The plateau is known as the “roof of the world” and still remains the third least-populated place on Earth.

The team confirmed the timeline after finding stone artifacts at the Nwya Devu Paleolithic site located 15,000 feet above sea level in the Changthang region of northern Tibet.

The artifacts discovered were buried undisturbed underground, reliably confirming their age.

“It really is the first robust case to be made that there were human populations on the high plateau,” Jeff Brantingham, an archaeologist at the University of California, Los Angeles, who studies the peopling of the Tibetan Plateau but was not involved with this study, told National Geographic.

Interestingly, no DNA was found on the stone tools so it is difficult to determine who made them.

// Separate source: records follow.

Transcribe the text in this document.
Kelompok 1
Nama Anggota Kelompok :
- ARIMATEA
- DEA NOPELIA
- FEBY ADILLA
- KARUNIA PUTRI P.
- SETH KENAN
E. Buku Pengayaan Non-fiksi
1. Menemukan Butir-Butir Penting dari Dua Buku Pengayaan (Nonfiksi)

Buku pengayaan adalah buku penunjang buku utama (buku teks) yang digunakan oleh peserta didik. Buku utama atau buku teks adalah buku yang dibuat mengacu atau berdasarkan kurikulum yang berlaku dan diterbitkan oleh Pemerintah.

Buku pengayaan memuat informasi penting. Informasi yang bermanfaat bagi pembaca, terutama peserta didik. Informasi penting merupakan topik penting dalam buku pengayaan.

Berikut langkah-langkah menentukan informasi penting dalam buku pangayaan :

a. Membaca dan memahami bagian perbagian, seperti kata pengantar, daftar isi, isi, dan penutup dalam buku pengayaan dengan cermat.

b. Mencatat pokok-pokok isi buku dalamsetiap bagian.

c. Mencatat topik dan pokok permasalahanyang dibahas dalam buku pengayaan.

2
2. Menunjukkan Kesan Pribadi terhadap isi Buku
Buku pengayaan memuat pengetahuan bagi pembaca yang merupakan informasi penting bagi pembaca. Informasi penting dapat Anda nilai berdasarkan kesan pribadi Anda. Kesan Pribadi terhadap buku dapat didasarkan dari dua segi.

“The authors used the word ‘Tibetan’ a lot, and they act as if the people they’re looking at are in fact Tibetans — they’re not,” National Geographic explorer Mark Aldenderfer, an archaeologist at the University of California, Merced, told the magazine. “We don’t know who these people were.”

Some studies indicate most modern Tibetan ancestry traces back to a population that separated from the Han Chinese roughly 9,000 years ago.

The archaeologists at the Nwya Devu say the tools are nearly identical to tools recovered from Mongolia and Xinjiang.

The site is about 186 miles northwest of Lhasa, the capital of Tibet Autonomous Region, and is the oldest and highest early Stone Age (Paleolithic) archaeological site known on Earth.